The use of double-twisted wire was to convey a frame that looks like the rays of sunshine, Wozniczka says. The choice to incorporate a cutout silhouette of a horse was inspired by a photo, she adds.
” It was a beautiful horse at sunset and the colors were almost exactly the same as the colors of this agate.”
“Aim for the Stars”Rutilated Quartz and Hessonite Garnet Pendant Necklace
Silversmith: Chris Deschene Goyette
Lapidary Artist: Amber Rice-Manella
While the act of observation and investigation is commonly centered on physical objects, sometimes these actions are about mindfulness. Silversmith Chris Deschene Goyette approached her work on this pendant necklace in such a way.
“When I first saw this cab, I thought of shooting stars. It only seemed right to make it exactly that,” Chris states. “This was a New Year challenge, and the combination of rutilated quartz and hessonite worked so well to define the “Aim for the Stars” manifestation for a New Year.”
Appreciation for the material and the character it presents is also an outcome of observation and investigation, Amber Rice-Manella explains.
“I love rutiles in quartz,” she says. “This was a great example of the material that really exemplifies its flashy golden rutiles.”
“Salvador Dali and His Burning Giraffe” Red Coral, Turquoise and Silver Pendant Necklace
Silversmith: Sara Hape
Lapidary Artist: Lee Coplea
Timing is another factor that influences the outcome of observation and investigation. Silversmith Sara Hape recalls how timing set the stage for creating this beautiful pendant and necklace.
“This piece is one of my favorites that I have done. The Red Coral and Turquoise came from Lee,” she states. “He gifted them to me but asked that they would be used in one piece, together. So they sat on my bench together for over a month.
“I had tried different ideas and it just wasn’t working for me. But recently I had the idea of attempting some Dali inspired work. Of course the melting clock is what I expected to do, but when I sat down at the bench, with my Dali face template in front of me, I started playing with Lees stones and the template and it all just started to come together!”

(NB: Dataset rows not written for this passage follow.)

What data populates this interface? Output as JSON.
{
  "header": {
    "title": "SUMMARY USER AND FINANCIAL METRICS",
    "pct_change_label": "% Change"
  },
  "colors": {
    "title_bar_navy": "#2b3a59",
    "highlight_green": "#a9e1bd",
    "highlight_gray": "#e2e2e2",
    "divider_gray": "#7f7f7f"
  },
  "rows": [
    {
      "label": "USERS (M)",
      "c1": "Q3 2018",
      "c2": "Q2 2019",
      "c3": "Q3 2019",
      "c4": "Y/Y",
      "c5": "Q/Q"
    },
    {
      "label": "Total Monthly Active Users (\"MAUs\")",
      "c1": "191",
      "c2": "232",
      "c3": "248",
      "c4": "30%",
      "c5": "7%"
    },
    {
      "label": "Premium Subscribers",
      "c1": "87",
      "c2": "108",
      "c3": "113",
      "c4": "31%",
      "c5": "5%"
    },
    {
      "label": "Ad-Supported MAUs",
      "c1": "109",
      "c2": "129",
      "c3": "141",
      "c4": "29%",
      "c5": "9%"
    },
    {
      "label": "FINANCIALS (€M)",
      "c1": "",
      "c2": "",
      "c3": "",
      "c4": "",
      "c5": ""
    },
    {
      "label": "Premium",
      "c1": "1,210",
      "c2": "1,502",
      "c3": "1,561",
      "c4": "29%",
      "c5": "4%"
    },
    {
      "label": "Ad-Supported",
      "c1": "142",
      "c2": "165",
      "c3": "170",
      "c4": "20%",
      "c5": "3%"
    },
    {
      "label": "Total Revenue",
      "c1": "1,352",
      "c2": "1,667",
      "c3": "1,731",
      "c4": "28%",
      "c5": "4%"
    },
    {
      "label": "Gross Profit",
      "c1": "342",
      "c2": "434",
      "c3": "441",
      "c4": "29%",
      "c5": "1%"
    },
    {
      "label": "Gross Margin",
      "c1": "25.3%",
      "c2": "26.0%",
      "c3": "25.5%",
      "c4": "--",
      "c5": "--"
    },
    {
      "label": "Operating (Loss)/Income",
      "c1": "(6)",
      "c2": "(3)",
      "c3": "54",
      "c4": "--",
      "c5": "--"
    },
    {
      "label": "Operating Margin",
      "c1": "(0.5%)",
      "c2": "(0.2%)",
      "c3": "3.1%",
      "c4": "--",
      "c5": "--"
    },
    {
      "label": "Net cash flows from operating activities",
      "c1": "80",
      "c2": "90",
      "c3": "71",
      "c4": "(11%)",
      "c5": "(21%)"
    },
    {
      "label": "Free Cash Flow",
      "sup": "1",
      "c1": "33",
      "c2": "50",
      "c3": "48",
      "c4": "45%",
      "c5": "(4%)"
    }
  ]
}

For Sara’s collaborator, lapidary artist Lee Coplea the only observation he did was to see what glorious creation Sara came up with.
“I like Sara’s unique vision and have had her make a piece for me,” Lee states. “I wanted to see what she would come up with if I sent her a couple of stones and this Dali piece was her answer and I LOVE it!”

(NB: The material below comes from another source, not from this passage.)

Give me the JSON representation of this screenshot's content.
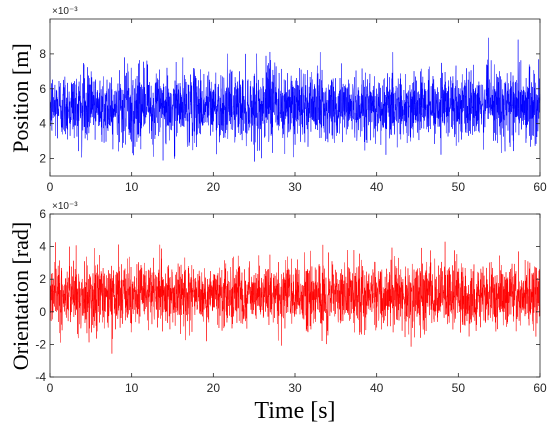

Morgan Hill Poppy Jasper With Lost Wax Cast Cedar and Forever Me Nots Necklace
Silversmith: Tina Murphy
Lapidary Artist: Jim Murphy
Upon seeing the work her husband, Jim, did in cutting the Morgan Hill Poppy jasper, Tina Murphy felt a special setting was in order. So she paused the project until she felt her silversmithing skills were to a point she could create the setting she envisioned.
“It is very rare that I plan a piece before actually holding the stone in my hand. The stone dictates the design. When I picked up this gorgeous Morgan Hill Poppy Jasper my husband cut I knew right away it needed a special setting,” Murphy explains. “The lovely Poppy pattern in this stone obviously dictated that a fun floral design element was necessary.
“I don’t like to overwhelm the stone with too much silver. I like the stone to be the main focus. Most of my designs have an organic feel to them I love nature, and in nature there are not many straight lines. Except for crystals of course!
In conclusion, Murphy speaks about an observation she’s made and enjoys greatly.
“The best part about this hobby/business is that my husband and I enjoy it together! It’s such a fun and wholesome family activity! Plus we can finance our habit by selling my work.”